Hanya sampai disitu kemampuan kita.



Kesempurnaan idea yang merupakan satu-satunya realitas disini amat terang. Yang sempurna itu memang harus satu, dimana ada semacam keduaan tentulah itu kekeliruan. Bagi manusia yang bijaksana, yang tahu akan hal-hal yang sebenarnya, maka tahullah ia akan kesatuan itu, pun kesatuan dirinya dengan Tuhan. Dunia dengan segala permacam-macamnya tidak dianggap realitas, semua relasi adalah pelanggaran terhaap kesatuan ini. Barangsiapa masih menganggap ada relasi itu, tentulah ia sendiri belum sempurna, belum merupakanInsan Kamil.
Kesulitan terhadap pantheisme ini telah kami katakan,karena ia masuk dalam rangkaian idealisme. Dalam aliran ini nilai pengalaman diabaikan atau sekurang-kurangnya tidak diperhatikan, sehingga dalam bentuknya yang extrim mengabaikan mengabaikan pengalaman dan alamnya. Hal yang nyata benar dalam bentuk pantheisme ini : satu-satunya realitas ialah idea.
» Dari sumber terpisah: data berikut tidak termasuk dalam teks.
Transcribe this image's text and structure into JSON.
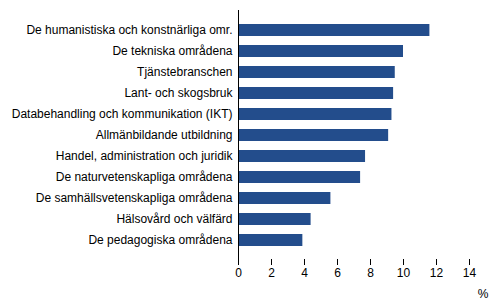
{
  "chart_data": {
    "type": "bar",
    "orientation": "horizontal",
    "categories": [
      "De humanistiska och konstnärliga omr.",
      "De tekniska områdena",
      "Tjänstebranschen",
      "Lant- och skogsbruk",
      "Databehandling och kommunikation (IKT)",
      "Allmänbildande utbildning",
      "Handel, administration och juridik",
      "De naturvetenskapliga områdena",
      "De samhällsvetenskapliga områdena",
      "Hälsovård och välfärd",
      "De pedagogiska områdena"
    ],
    "values": [
      11.6,
      10.0,
      9.5,
      9.4,
      9.3,
      9.1,
      7.7,
      7.4,
      5.6,
      4.4,
      3.9
    ],
    "color": "#234d8c",
    "xlabel": "%",
    "xlim": [
      0,
      14
    ],
    "xticks": [
      0,
      2,
      4,
      6,
      8,
      10,
      12,
      14
    ],
    "grid": false
  }
}
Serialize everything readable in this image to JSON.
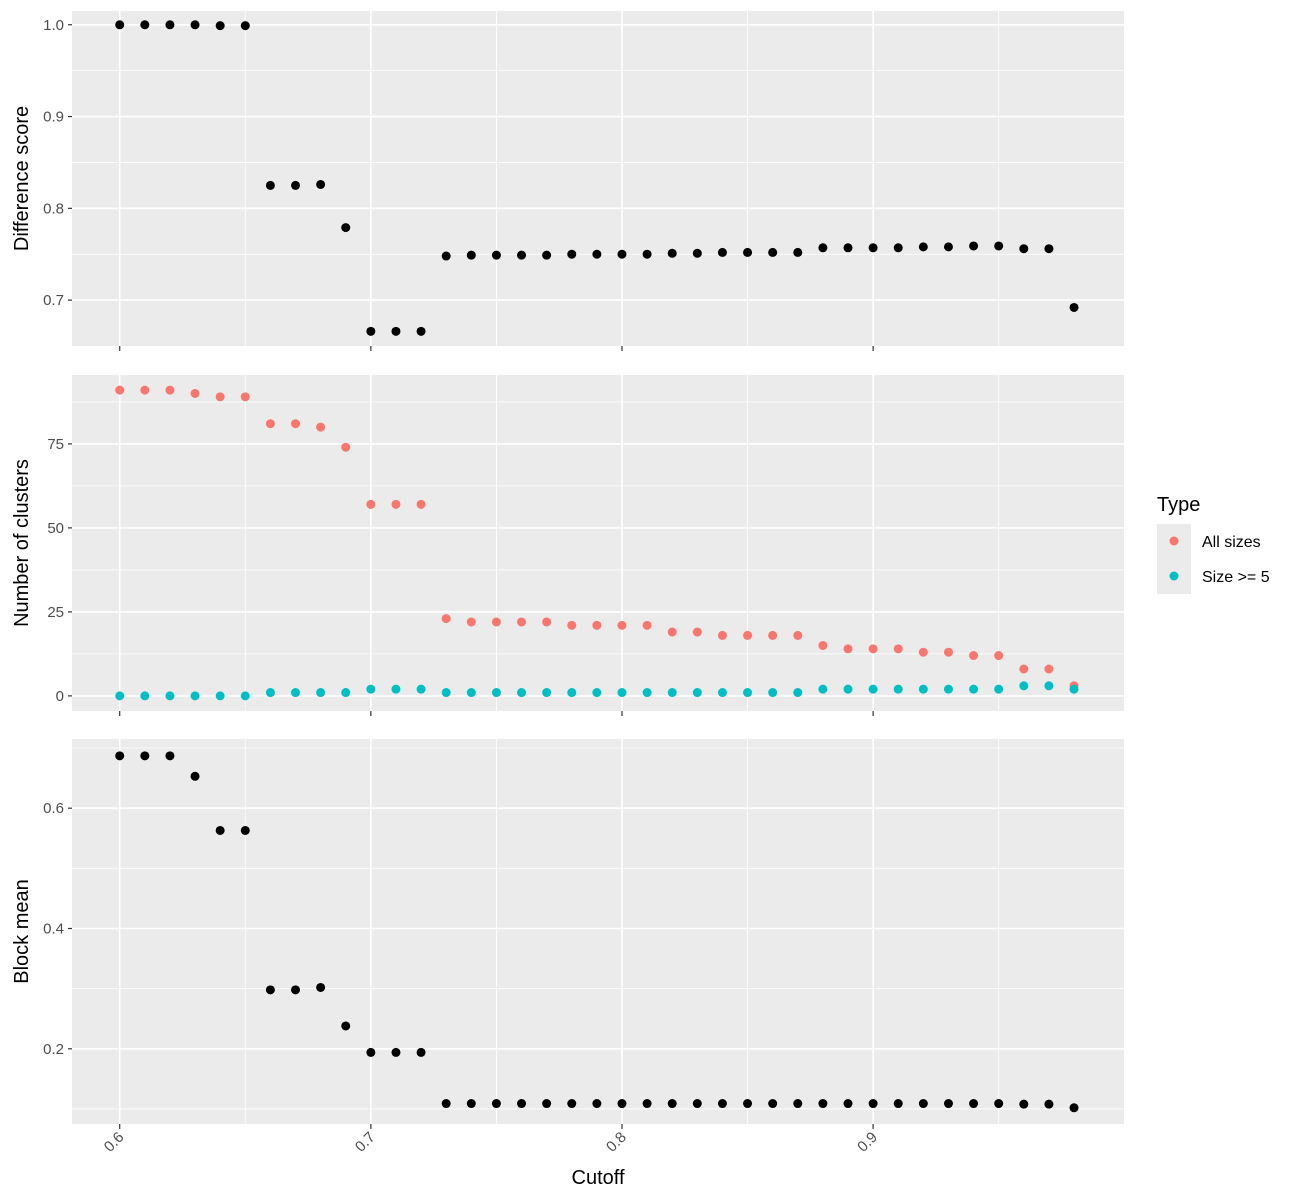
{
  "chart_data": [
    {
      "type": "scatter",
      "ylabel": "Difference score",
      "ylim": [
        0.65,
        1.015
      ],
      "yticks": [
        0.7,
        0.8,
        0.9,
        1.0
      ],
      "ytick_labels": [
        "0.7",
        "0.8",
        "0.9",
        "1.0"
      ],
      "series": [
        {
          "color": "#000000",
          "x": [
            0.6,
            0.61,
            0.62,
            0.63,
            0.64,
            0.65,
            0.66,
            0.67,
            0.68,
            0.69,
            0.7,
            0.71,
            0.72,
            0.73,
            0.74,
            0.75,
            0.76,
            0.77,
            0.78,
            0.79,
            0.8,
            0.81,
            0.82,
            0.83,
            0.84,
            0.85,
            0.86,
            0.87,
            0.88,
            0.89,
            0.9,
            0.91,
            0.92,
            0.93,
            0.94,
            0.95,
            0.96,
            0.97,
            0.98
          ],
          "y": [
            1.0,
            1.0,
            1.0,
            1.0,
            0.999,
            0.999,
            0.825,
            0.825,
            0.826,
            0.779,
            0.666,
            0.666,
            0.666,
            0.748,
            0.749,
            0.749,
            0.749,
            0.749,
            0.75,
            0.75,
            0.75,
            0.75,
            0.751,
            0.751,
            0.752,
            0.752,
            0.752,
            0.752,
            0.757,
            0.757,
            0.757,
            0.757,
            0.758,
            0.758,
            0.759,
            0.759,
            0.756,
            0.756,
            0.692
          ]
        }
      ]
    },
    {
      "type": "scatter",
      "ylabel": "Number of clusters",
      "ylim": [
        -4.5,
        95.5
      ],
      "yticks": [
        0,
        25,
        50,
        75
      ],
      "ytick_labels": [
        "0",
        "25",
        "50",
        "75"
      ],
      "legend": {
        "title": "Type",
        "position": "right"
      },
      "series": [
        {
          "name": "All sizes",
          "color": "#F8766D",
          "x": [
            0.6,
            0.61,
            0.62,
            0.63,
            0.64,
            0.65,
            0.66,
            0.67,
            0.68,
            0.69,
            0.7,
            0.71,
            0.72,
            0.73,
            0.74,
            0.75,
            0.76,
            0.77,
            0.78,
            0.79,
            0.8,
            0.81,
            0.82,
            0.83,
            0.84,
            0.85,
            0.86,
            0.87,
            0.88,
            0.89,
            0.9,
            0.91,
            0.92,
            0.93,
            0.94,
            0.95,
            0.96,
            0.97,
            0.98
          ],
          "y": [
            91,
            91,
            91,
            90,
            89,
            89,
            81,
            81,
            80,
            74,
            57,
            57,
            57,
            23,
            22,
            22,
            22,
            22,
            21,
            21,
            21,
            21,
            19,
            19,
            18,
            18,
            18,
            18,
            15,
            14,
            14,
            14,
            13,
            13,
            12,
            12,
            8,
            8,
            3
          ]
        },
        {
          "name": "Size >= 5",
          "color": "#00BFC4",
          "x": [
            0.6,
            0.61,
            0.62,
            0.63,
            0.64,
            0.65,
            0.66,
            0.67,
            0.68,
            0.69,
            0.7,
            0.71,
            0.72,
            0.73,
            0.74,
            0.75,
            0.76,
            0.77,
            0.78,
            0.79,
            0.8,
            0.81,
            0.82,
            0.83,
            0.84,
            0.85,
            0.86,
            0.87,
            0.88,
            0.89,
            0.9,
            0.91,
            0.92,
            0.93,
            0.94,
            0.95,
            0.96,
            0.97,
            0.98
          ],
          "y": [
            0,
            0,
            0,
            0,
            0,
            0,
            1,
            1,
            1,
            1,
            2,
            2,
            2,
            1,
            1,
            1,
            1,
            1,
            1,
            1,
            1,
            1,
            1,
            1,
            1,
            1,
            1,
            1,
            2,
            2,
            2,
            2,
            2,
            2,
            2,
            2,
            3,
            3,
            2
          ]
        }
      ]
    },
    {
      "type": "scatter",
      "xlabel": "Cutoff",
      "ylabel": "Block mean",
      "ylim": [
        0.075,
        0.715
      ],
      "yticks": [
        0.2,
        0.4,
        0.6
      ],
      "ytick_labels": [
        "0.2",
        "0.4",
        "0.6"
      ],
      "series": [
        {
          "color": "#000000",
          "x": [
            0.6,
            0.61,
            0.62,
            0.63,
            0.64,
            0.65,
            0.66,
            0.67,
            0.68,
            0.69,
            0.7,
            0.71,
            0.72,
            0.73,
            0.74,
            0.75,
            0.76,
            0.77,
            0.78,
            0.79,
            0.8,
            0.81,
            0.82,
            0.83,
            0.84,
            0.85,
            0.86,
            0.87,
            0.88,
            0.89,
            0.9,
            0.91,
            0.92,
            0.93,
            0.94,
            0.95,
            0.96,
            0.97,
            0.98
          ],
          "y": [
            0.687,
            0.687,
            0.687,
            0.653,
            0.563,
            0.563,
            0.298,
            0.298,
            0.302,
            0.238,
            0.194,
            0.194,
            0.194,
            0.109,
            0.109,
            0.109,
            0.109,
            0.109,
            0.109,
            0.109,
            0.109,
            0.109,
            0.109,
            0.109,
            0.109,
            0.109,
            0.109,
            0.109,
            0.109,
            0.109,
            0.109,
            0.109,
            0.109,
            0.109,
            0.109,
            0.109,
            0.108,
            0.108,
            0.102
          ]
        }
      ]
    }
  ],
  "x_axis": {
    "ticks": [
      0.6,
      0.7,
      0.8,
      0.9
    ],
    "tick_labels": [
      "0.6",
      "0.7",
      "0.8",
      "0.9"
    ],
    "xlim": [
      0.581,
      0.9999
    ]
  },
  "theme": {
    "panel_background": "#EBEBEB",
    "grid_color": "#FFFFFF",
    "grid": true
  }
}
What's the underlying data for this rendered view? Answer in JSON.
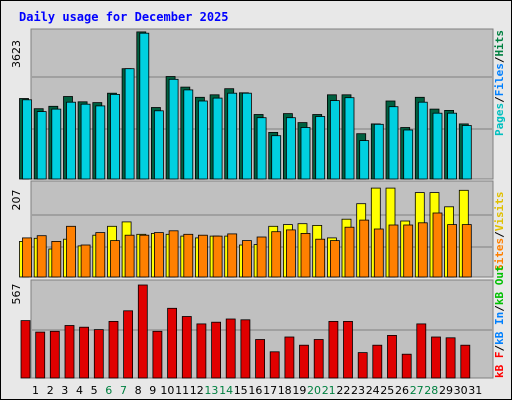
{
  "title": "Daily usage for December 2025",
  "colors": {
    "background": "#e8e8e8",
    "panel": "#c0c0c0",
    "title": "#0000ff",
    "pages": "#00c0c0",
    "files": "#0080ff",
    "hits": "#008040",
    "visits": "#ffff00",
    "sites": "#ff8000",
    "kb_in": "#0080ff",
    "kb_out": "#00c000",
    "kb_f": "#ff0000",
    "day_weekday": "#000000",
    "day_weekend": "#008040",
    "grid": "#808080"
  },
  "legend": {
    "top": [
      "Pages",
      "Files",
      "Hits"
    ],
    "middle": [
      "Visits",
      "Sites"
    ],
    "bottom": [
      "kB F",
      "kB In",
      "kB Out"
    ],
    "separator": "/"
  },
  "chart_data": [
    {
      "type": "bar",
      "panel": "hits_files_pages",
      "ymax_label": "3623",
      "ylim": [
        0,
        3623
      ],
      "categories": [
        "1",
        "2",
        "3",
        "4",
        "5",
        "6",
        "7",
        "8",
        "9",
        "10",
        "11",
        "12",
        "13",
        "14",
        "15",
        "16",
        "17",
        "18",
        "19",
        "20",
        "21",
        "22",
        "23",
        "24",
        "25",
        "26",
        "27",
        "28",
        "29",
        "30",
        "31"
      ],
      "weekend_days": [
        "6",
        "7",
        "13",
        "14",
        "20",
        "21",
        "27",
        "28"
      ],
      "series": [
        {
          "name": "Hits",
          "values": [
            1970,
            1720,
            1780,
            2020,
            1890,
            1870,
            2100,
            2700,
            3600,
            1750,
            2510,
            2250,
            2000,
            2060,
            2210,
            2110,
            1580,
            1140,
            1600,
            1380,
            1580,
            2060,
            2060,
            1110,
            1350,
            1910,
            1260,
            2000,
            1710,
            1680,
            1350
          ]
        },
        {
          "name": "Pages",
          "values": [
            1940,
            1650,
            1710,
            1880,
            1830,
            1790,
            2070,
            2700,
            3570,
            1670,
            2440,
            2180,
            1910,
            1980,
            2100,
            2100,
            1500,
            1060,
            1500,
            1260,
            1530,
            1920,
            1990,
            940,
            1340,
            1770,
            1200,
            1880,
            1610,
            1610,
            1310
          ]
        }
      ]
    },
    {
      "type": "bar",
      "panel": "visits_sites",
      "ymax_label": "207",
      "ylim": [
        0,
        207
      ],
      "categories": [
        "1",
        "2",
        "3",
        "4",
        "5",
        "6",
        "7",
        "8",
        "9",
        "10",
        "11",
        "12",
        "13",
        "14",
        "15",
        "16",
        "17",
        "18",
        "19",
        "20",
        "21",
        "22",
        "23",
        "24",
        "25",
        "26",
        "27",
        "28",
        "29",
        "30",
        "31"
      ],
      "series": [
        {
          "name": "Visits",
          "values": [
            80,
            87,
            63,
            85,
            70,
            94,
            114,
            124,
            96,
            98,
            96,
            92,
            88,
            92,
            92,
            72,
            73,
            114,
            118,
            120,
            116,
            88,
            130,
            165,
            200,
            200,
            126,
            190,
            190,
            158,
            195
          ]
        },
        {
          "name": "Sites",
          "values": [
            88,
            93,
            80,
            114,
            72,
            100,
            82,
            94,
            94,
            100,
            104,
            96,
            94,
            92,
            97,
            82,
            90,
            102,
            106,
            98,
            85,
            82,
            112,
            128,
            108,
            117,
            117,
            122,
            144,
            118,
            118
          ]
        }
      ]
    },
    {
      "type": "bar",
      "panel": "kb_f",
      "ymax_label": "567",
      "ylim": [
        0,
        567
      ],
      "categories": [
        "1",
        "2",
        "3",
        "4",
        "5",
        "6",
        "7",
        "8",
        "9",
        "10",
        "11",
        "12",
        "13",
        "14",
        "15",
        "16",
        "17",
        "18",
        "19",
        "20",
        "21",
        "22",
        "23",
        "24",
        "25",
        "26",
        "27",
        "28",
        "29",
        "30",
        "31"
      ],
      "series": [
        {
          "name": "kB F",
          "values": [
            350,
            280,
            285,
            320,
            310,
            295,
            345,
            410,
            567,
            285,
            425,
            375,
            330,
            340,
            360,
            355,
            235,
            160,
            250,
            200,
            235,
            345,
            345,
            155,
            200,
            260,
            145,
            330,
            250,
            245,
            200
          ]
        }
      ]
    }
  ]
}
Jika idea ini disebut Tuhan, tak adalah perubahan prinsip, sebab tetap berarti Tuhan adalah identik dengan alam serta menusianya dan hilanglah nilai dan arti pengalaman. Kalau alam dan peng-alam-an tak berarti lagi, apakah yang dapat menjadi dasar pengetahuan dan ilmu dan apa lagi yang akan menjadi dasar kebenaran?
Ketidaksempurnaan alam dan manusia dianggap kekeliruan atau ketidak-tahuan, inipun terang melawan pengalaman kita dan kebenaran yang terdapat dalam kesadaran kita.